Let's talk concept, or conceptual search. This type of search does not replace familiar keyword and Boolean searches but expands searching capabilities. Most eDiscovery collection and search products support concept search although they might differ in specifics. Here's the question: with most meet-and-confer still concentrating on keyword searches, is concept search worth the investment in supporting products and time? The answer is sure -- if you know what you're doing.
Can it be useful? Yes, of course. The New Jersey Law Journal reported a dramatic example of an internal investigation into suspected embezzlement. The company had its suspicions but a keyword search for terms related to banks, accounts and deposits turned up nothing meaningful. Then the company ran a search for clustered and threaded terms.
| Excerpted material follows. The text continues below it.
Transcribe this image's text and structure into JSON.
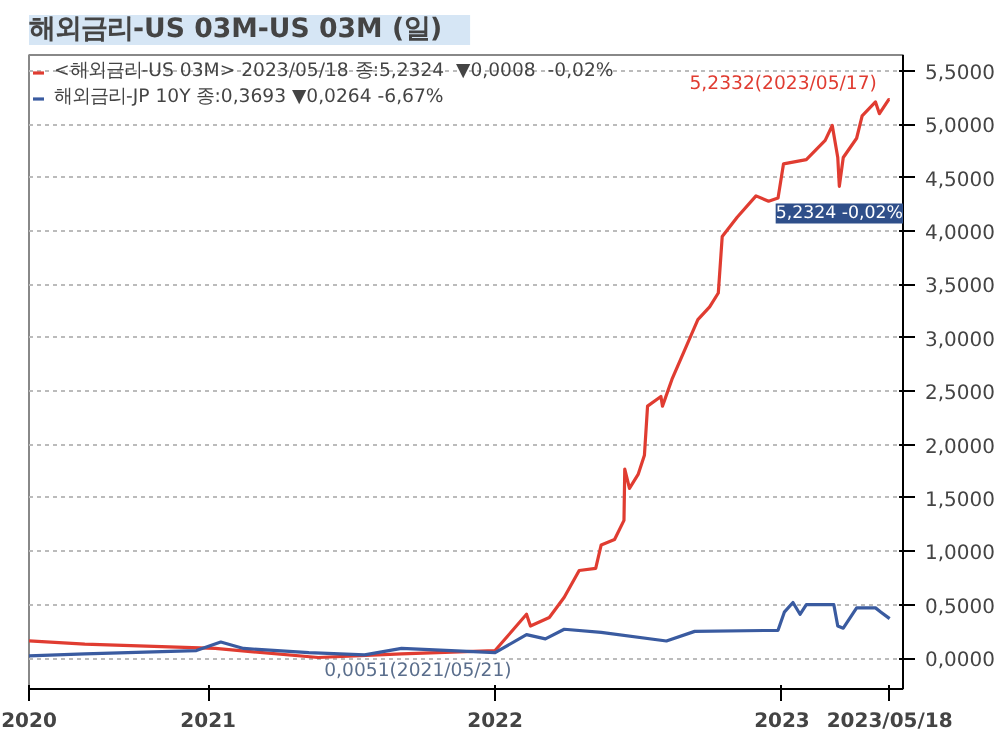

They came up with a large number of baseball-related discussions between two men who were not sports fans. The company matched the terms and email dates to bank transfers, exposing the embezzlers and their code words.
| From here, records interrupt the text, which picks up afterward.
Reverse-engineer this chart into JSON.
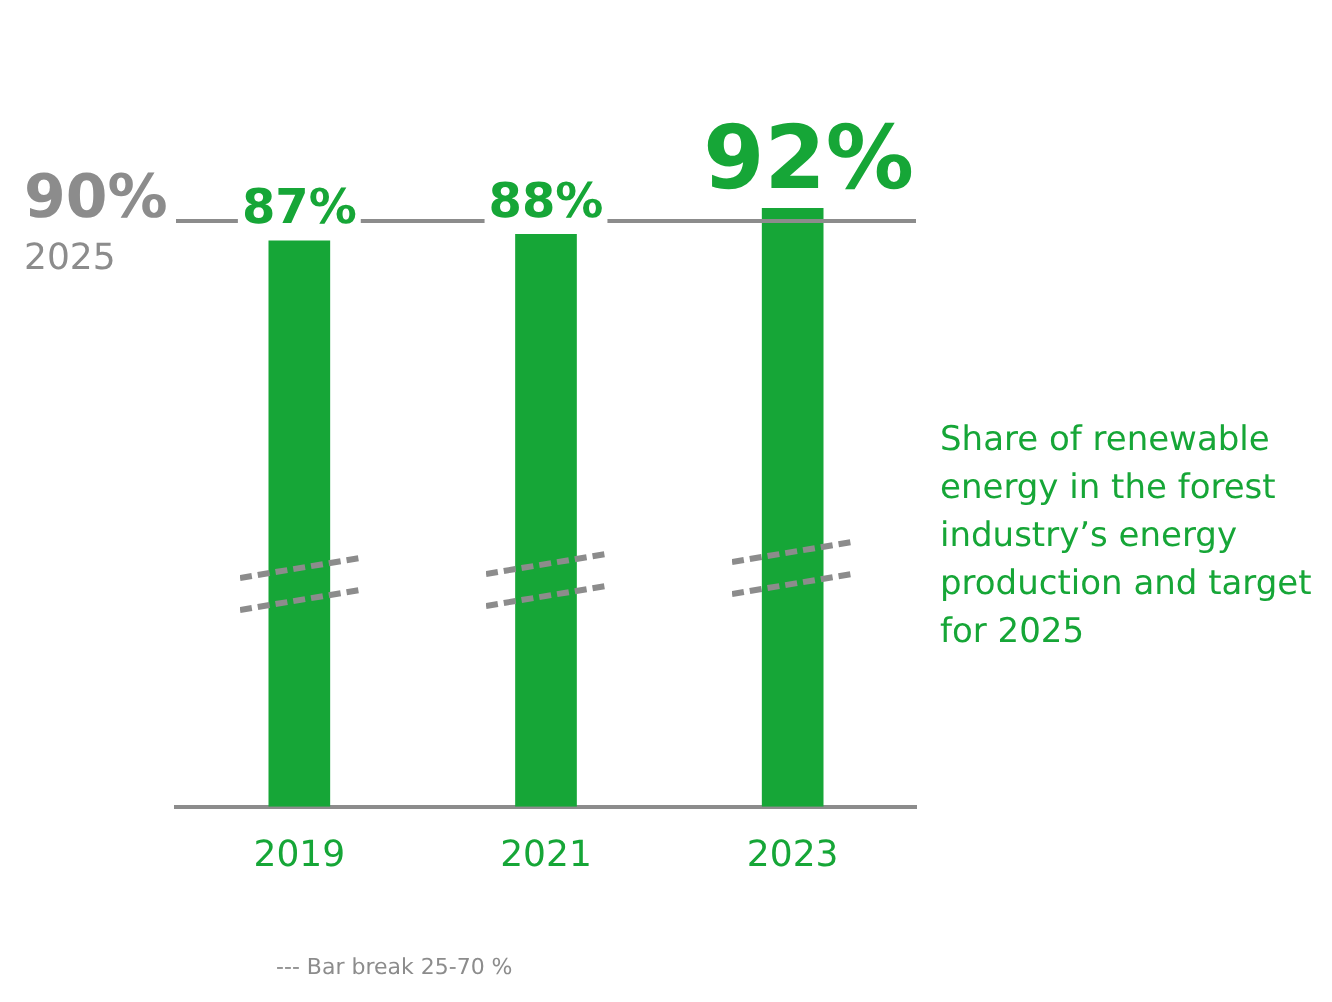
{
  "chart_data": {
    "type": "bar",
    "title": "Share of renewable energy in the forest industry’s energy production and target for 2025",
    "categories": [
      "2019",
      "2021",
      "2023"
    ],
    "values": [
      87,
      88,
      92
    ],
    "color": "#16a637",
    "value_labels": [
      "87%",
      "88%",
      "92%"
    ],
    "ref_lines": [
      {
        "axis": "y",
        "value": 90,
        "label": "90% 2025",
        "color": "#8c8c8c"
      }
    ],
    "annotations": [
      "--- Bar break 25-70 %"
    ],
    "grid": false,
    "legend": false
  }
}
However, this entertaining example is not the major reason for using concept search. One of the real challenges of keyword and Boolean searches is that a party may insist that the opposing party use dozens, even hundreds of keywords to search. The idea is that it is simple to carry out such searches. But what happens is that the returned data sets are very large. This strains storage resources and processing cycles but most importantly adds huge burdens to the already expensive manual review process. Concept search ideally fixes this problem by significantly improving search accuracy, which results in smaller and more relevant data sets without lawyer involvement. When the lawyers do go to review results, they are dealing with a much smaller and far more accurate set of data.
As usual, Sedona weighs in with useful guidance.
"Alternative search tools are available to supplement simple keyword searching and Boolean search techniques. These include using fuzzy logic to capture variations on words; using conceptual searching, which makes use of taxonomies and ontologies assembled by linguists; and using other machine learning and text mining tools that employ mathematical probabilities."